The wife had a sincere question, and asked her husband. She stood, arms crossed, finger on her chin, frowning at the vanity in question.
Since I have been researching and looking at vanities and fixtures for the past two weeks myself, I knew the answer to her question. I excused myself for overhearing her. I gave them a quick, cordial response. Including the answer. They were both so pleased! And, they thanked me. The husband followed up with several other questions, and we had a brief, entertaining conversation. (I also admired their toddler. Adorable!)

If I hadn’t been searching for (and learning about) bathroom fixtures recently, I wouldn’t have known about the answer to this woman’s question. Sure, I suspect she and her husband could have waited for the store clerk to come along, but then we never would have fallen into such a pleasant conversation.

This is another instance of my being helpful. Not intentionally helpful, I don’t think. I mean, I did not go over the possibilities step-by-step in my brain ahead of time. But my intuition was urging me to go up to this woman. So, I did. As this urge, this feeling happened, I reacted. And went, and opened my mouth. Now sometimes, I just end up putting my foot in my mouth! Not this time, though.
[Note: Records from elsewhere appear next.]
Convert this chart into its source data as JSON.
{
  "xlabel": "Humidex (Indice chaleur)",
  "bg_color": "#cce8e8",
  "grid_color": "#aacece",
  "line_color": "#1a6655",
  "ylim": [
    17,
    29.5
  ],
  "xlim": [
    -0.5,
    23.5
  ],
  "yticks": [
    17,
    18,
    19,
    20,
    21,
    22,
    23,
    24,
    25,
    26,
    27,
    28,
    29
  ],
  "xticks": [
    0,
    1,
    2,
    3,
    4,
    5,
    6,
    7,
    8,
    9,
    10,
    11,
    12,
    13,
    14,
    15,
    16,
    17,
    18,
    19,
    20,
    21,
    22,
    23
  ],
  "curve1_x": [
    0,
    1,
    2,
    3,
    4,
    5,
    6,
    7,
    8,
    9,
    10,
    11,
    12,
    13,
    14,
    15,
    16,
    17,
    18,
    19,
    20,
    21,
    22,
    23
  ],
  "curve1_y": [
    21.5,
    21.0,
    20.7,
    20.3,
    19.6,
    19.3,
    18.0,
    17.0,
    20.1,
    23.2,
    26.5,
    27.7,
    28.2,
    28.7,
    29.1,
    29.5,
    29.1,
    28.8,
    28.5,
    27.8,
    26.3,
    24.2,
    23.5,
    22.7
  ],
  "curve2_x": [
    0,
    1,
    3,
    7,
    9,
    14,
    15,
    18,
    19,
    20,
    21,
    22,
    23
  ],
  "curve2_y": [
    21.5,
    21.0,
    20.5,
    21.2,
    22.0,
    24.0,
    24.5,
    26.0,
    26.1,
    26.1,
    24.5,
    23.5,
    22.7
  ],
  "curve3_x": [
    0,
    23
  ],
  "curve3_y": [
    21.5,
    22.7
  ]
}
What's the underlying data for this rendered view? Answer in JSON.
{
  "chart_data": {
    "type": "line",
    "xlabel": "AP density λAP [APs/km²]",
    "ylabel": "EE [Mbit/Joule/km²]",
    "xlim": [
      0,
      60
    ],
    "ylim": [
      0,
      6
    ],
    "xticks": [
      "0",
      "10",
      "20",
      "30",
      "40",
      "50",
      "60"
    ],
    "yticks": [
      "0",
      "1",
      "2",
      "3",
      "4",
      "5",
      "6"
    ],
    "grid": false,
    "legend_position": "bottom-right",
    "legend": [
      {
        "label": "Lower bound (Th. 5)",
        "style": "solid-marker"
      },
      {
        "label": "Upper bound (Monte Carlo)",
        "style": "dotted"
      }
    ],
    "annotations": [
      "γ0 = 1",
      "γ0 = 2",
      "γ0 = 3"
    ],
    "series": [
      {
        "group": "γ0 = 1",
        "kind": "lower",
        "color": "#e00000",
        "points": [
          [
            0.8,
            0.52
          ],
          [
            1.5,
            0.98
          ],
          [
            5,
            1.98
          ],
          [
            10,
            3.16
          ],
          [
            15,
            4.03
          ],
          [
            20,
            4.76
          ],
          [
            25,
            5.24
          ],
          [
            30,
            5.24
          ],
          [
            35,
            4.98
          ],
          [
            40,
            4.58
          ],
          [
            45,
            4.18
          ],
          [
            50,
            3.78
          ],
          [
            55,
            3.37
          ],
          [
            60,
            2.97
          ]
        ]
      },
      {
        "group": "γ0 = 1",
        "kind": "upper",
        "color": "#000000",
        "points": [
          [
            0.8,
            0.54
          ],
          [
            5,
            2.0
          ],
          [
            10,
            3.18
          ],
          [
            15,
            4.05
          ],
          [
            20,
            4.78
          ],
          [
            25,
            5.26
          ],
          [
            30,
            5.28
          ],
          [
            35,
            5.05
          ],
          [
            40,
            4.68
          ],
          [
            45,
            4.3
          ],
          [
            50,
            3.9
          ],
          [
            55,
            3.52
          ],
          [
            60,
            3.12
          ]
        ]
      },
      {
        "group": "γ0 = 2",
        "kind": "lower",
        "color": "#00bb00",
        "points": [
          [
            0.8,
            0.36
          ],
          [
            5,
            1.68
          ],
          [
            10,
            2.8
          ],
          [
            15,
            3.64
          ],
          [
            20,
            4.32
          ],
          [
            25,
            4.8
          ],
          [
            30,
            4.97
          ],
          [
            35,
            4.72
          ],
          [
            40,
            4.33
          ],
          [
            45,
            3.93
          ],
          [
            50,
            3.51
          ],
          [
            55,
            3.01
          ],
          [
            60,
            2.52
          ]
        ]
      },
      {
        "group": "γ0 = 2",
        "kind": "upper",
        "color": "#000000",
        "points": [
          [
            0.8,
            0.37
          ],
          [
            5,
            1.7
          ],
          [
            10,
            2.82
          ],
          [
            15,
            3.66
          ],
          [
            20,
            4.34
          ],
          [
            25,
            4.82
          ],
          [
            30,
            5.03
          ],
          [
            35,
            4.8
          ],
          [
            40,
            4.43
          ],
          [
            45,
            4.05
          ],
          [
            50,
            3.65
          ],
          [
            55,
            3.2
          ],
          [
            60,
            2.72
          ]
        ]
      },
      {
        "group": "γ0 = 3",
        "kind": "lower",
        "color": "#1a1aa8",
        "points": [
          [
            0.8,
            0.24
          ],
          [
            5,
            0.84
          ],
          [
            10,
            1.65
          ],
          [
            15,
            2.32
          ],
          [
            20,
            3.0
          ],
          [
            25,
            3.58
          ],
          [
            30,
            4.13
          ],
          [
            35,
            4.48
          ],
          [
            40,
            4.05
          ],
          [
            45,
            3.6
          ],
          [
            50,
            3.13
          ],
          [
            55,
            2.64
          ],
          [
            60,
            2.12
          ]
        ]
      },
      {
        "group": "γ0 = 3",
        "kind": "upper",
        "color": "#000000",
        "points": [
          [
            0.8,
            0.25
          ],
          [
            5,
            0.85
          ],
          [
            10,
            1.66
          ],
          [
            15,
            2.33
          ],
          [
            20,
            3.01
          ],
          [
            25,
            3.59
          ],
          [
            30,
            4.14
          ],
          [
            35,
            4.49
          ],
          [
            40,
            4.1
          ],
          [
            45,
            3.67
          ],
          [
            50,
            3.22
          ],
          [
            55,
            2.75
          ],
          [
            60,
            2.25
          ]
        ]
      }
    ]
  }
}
God, I think this was altruistic action. Kindness in motion. And I think You were pleased because I’m trying to put my kindness to work. I took the opportunity to tell people stuff. And I had a great conversation with them, too. I could have totally missed this chance. I’m glad I didn’t turn away, and I’m glad I listened to my intuition. Or, was it Your Holy Spirit giving me a nudge? I wonder.